THE USES OF HISTORY
Outline:
1.
History is race-memory.
2.
It records how the present has grown out
of the past.
3.
It is a guide to the future, which will
grow out of the present.
4.
The study of history gives pleasure, and
broadens the mind.
History is “race-memory”. Just as a
man’s memory links his past life to the present, so the history of a nation is
its memory of its past. How could we live as individuals without memory? There
have been strange cases of complete loss of memory. A man has suddenly
forgotten his name and who he is. His past life has become an absolute blank to
him. In such a case, a man has to begin life all over again. He really loses
his identity, and has to learn to be another person. In the same way, if a
nation knows nothing of its history of our country, we cannot have the true
feeling of nationhood; for we cannot enter into its traditions, its national
feelings and ambitions. A knowledge of its history gives us the key to the
spirit of our nation.
The present has grown out of the
past, as the flower has developed from the seed. We cannot understand properly
our present national customs, thoughts and ideals and our present institutions,
if we do not know how these things have come to be what they are. The British
Parliament, for example, has at the back of it a history of six centuries of
gradual development. No one can hope fully understand the peculiarly British
system of “government by free discussion”, which has become the model of all
democratic countries, without a knowledge of that long history. And in all
national matters, it is the history of the past that explains the present.
Moreover, the future will grow out
of the present, as the present has grown out the past. What we shall be and do
as a nation depends on what we are and do now; and that has resulted from what
we were and did in the past. So statesmen must know the history of their
country, so as to be able to save their nation committing again the mistakes of
the past, and guide it on right lines for the future.
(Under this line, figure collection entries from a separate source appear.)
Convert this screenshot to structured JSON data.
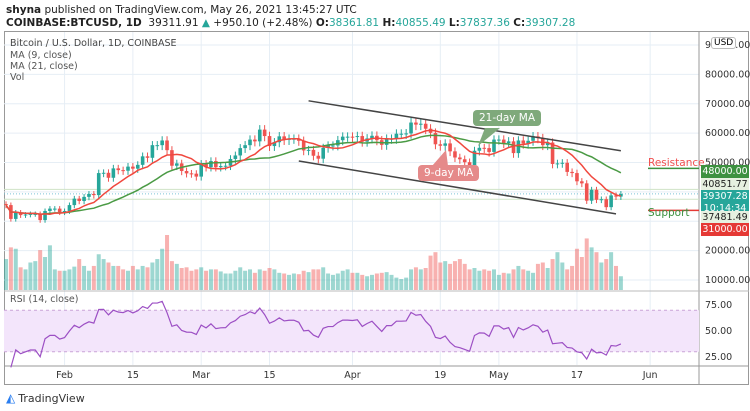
{
  "header": {
    "author": "shyna",
    "published": "published on TradingView.com, May 26, 2021 13:45:27 UTC",
    "symbol": "COINBASE:BTCUSD, 1D",
    "last": "39311.91",
    "change": "+950.10 (+2.48%)",
    "o_label": "O:",
    "o": "38361.81",
    "h_label": "H:",
    "h": "40855.49",
    "l_label": "L:",
    "l": "37837.36",
    "c_label": "C:",
    "c": "39307.28"
  },
  "legend": {
    "title": "Bitcoin / U.S. Dollar, 1D, COINBASE",
    "ma9": "MA (9, close)",
    "ma21": "MA (21, close)",
    "vol": "Vol",
    "rsi": "RSI (14, close)"
  },
  "annotations": {
    "ma21": "21-day MA",
    "ma9": "9-day MA",
    "resistance": "Resistance",
    "support": "Support"
  },
  "price_labels": {
    "currency": "USD",
    "resistance": "48000.00",
    "high": "40851.77",
    "last": "39307.28",
    "countdown": "10:14:34",
    "low": "37481.49",
    "support": "31000.00"
  },
  "colors": {
    "up": "#26a69a",
    "down": "#ef5350",
    "ma9": "#f0483e",
    "ma21": "#4a9a44",
    "rsi": "#9c4fc4",
    "resistance_box": "#3d9140",
    "support_box": "#e53935"
  },
  "logo": "TradingView",
  "chart_data": {
    "type": "candlestick",
    "start_date": "2021-01-20",
    "close": [
      35.5,
      30.8,
      33.0,
      32.1,
      32.3,
      32.5,
      32.5,
      30.4,
      33.5,
      34.3,
      34.3,
      33.1,
      33.5,
      35.5,
      37.7,
      36.9,
      38.3,
      39.3,
      38.9,
      46.4,
      46.5,
      44.8,
      48.0,
      47.4,
      47.2,
      48.6,
      47.9,
      49.2,
      52.1,
      51.6,
      55.9,
      55.9,
      57.5,
      54.2,
      48.9,
      49.7,
      47.1,
      46.3,
      46.2,
      45.2,
      49.6,
      48.4,
      50.5,
      48.4,
      48.8,
      48.9,
      51.2,
      52.4,
      54.9,
      55.9,
      57.8,
      57.2,
      61.2,
      59.0,
      55.6,
      56.9,
      58.9,
      57.7,
      58.1,
      58.1,
      57.4,
      54.1,
      54.3,
      52.3,
      51.3,
      55.0,
      55.8,
      55.8,
      57.6,
      58.8,
      58.8,
      58.7,
      59.0,
      57.1,
      58.2,
      59.1,
      57.6,
      56.0,
      58.1,
      58.1,
      59.8,
      59.8,
      59.9,
      63.6,
      62.9,
      63.2,
      61.5,
      60.1,
      56.2,
      55.7,
      56.5,
      53.8,
      51.7,
      51.1,
      50.1,
      49.1,
      54.0,
      55.0,
      54.9,
      53.6,
      57.8,
      57.8,
      56.6,
      57.2,
      53.2,
      57.5,
      56.4,
      57.4,
      58.9,
      58.3,
      55.9,
      56.8,
      49.5,
      49.7,
      49.9,
      46.8,
      46.4,
      43.6,
      42.9,
      37.0,
      40.7,
      37.3,
      37.5,
      34.8,
      38.8,
      38.4,
      39.3
    ],
    "close_unit": "thousand USD",
    "volume_relative": [
      45,
      62,
      60,
      33,
      30,
      40,
      42,
      58,
      48,
      65,
      30,
      28,
      28,
      30,
      34,
      45,
      35,
      28,
      35,
      52,
      45,
      40,
      35,
      35,
      30,
      28,
      35,
      30,
      35,
      33,
      40,
      45,
      60,
      80,
      42,
      38,
      32,
      33,
      28,
      30,
      33,
      28,
      30,
      30,
      27,
      24,
      24,
      28,
      33,
      28,
      30,
      25,
      30,
      28,
      32,
      30,
      25,
      24,
      22,
      24,
      23,
      28,
      26,
      30,
      30,
      33,
      24,
      22,
      24,
      28,
      30,
      25,
      25,
      22,
      20,
      22,
      24,
      25,
      26,
      22,
      18,
      16,
      18,
      30,
      33,
      30,
      32,
      50,
      55,
      40,
      42,
      38,
      42,
      45,
      38,
      30,
      32,
      28,
      30,
      28,
      30,
      22,
      25,
      24,
      30,
      35,
      30,
      28,
      25,
      38,
      40,
      32,
      45,
      55,
      40,
      30,
      35,
      60,
      48,
      75,
      62,
      55,
      40,
      45,
      55,
      35,
      20
    ],
    "y_ticks": [
      "90000.00",
      "80000.00",
      "70000.00",
      "60000.00",
      "50000.00",
      "20000.00",
      "10000.00"
    ],
    "y_tick_values": [
      90000,
      80000,
      70000,
      60000,
      50000,
      20000,
      10000
    ],
    "ylim": [
      10000,
      90000
    ],
    "x_ticks": [
      "Feb",
      "15",
      "Mar",
      "15",
      "Apr",
      "19",
      "May",
      "17",
      "Jun"
    ],
    "x_tick_dates": [
      "2021-02-01",
      "2021-02-15",
      "2021-03-01",
      "2021-03-15",
      "2021-04-01",
      "2021-04-19",
      "2021-05-01",
      "2021-05-17",
      "2021-06-01"
    ],
    "rsi_ticks": [
      "75.00",
      "50.00",
      "25.00"
    ],
    "rsi_band": [
      30,
      70
    ],
    "resistance": 48000,
    "support": 31000,
    "channel": {
      "upper": [
        [
          "2021-03-23",
          71000
        ],
        [
          "2021-05-26",
          54000
        ]
      ],
      "lower": [
        [
          "2021-03-21",
          50500
        ],
        [
          "2021-05-25",
          32500
        ]
      ]
    }
  }
}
These are the chief uses of
history. But, in addition, the study of history can give us much pleasure and
instruction. There is much in the annals of any country which is as interesting
and romantic anything in novels and words of fiction. A study of history,
moreover, broadens the mind, enlarges the sympathies and quickens the
imagination. As we read of the great deeds done by our forefathers, and the
achievements of other nations, our mind becomes peopled with many noble and
great figures. We come to feel a deeper interest, not only in our own people,
but in all mankind. We understand the noble words of the Roman poet: “I am a
man, and nothing human is foreign to me”.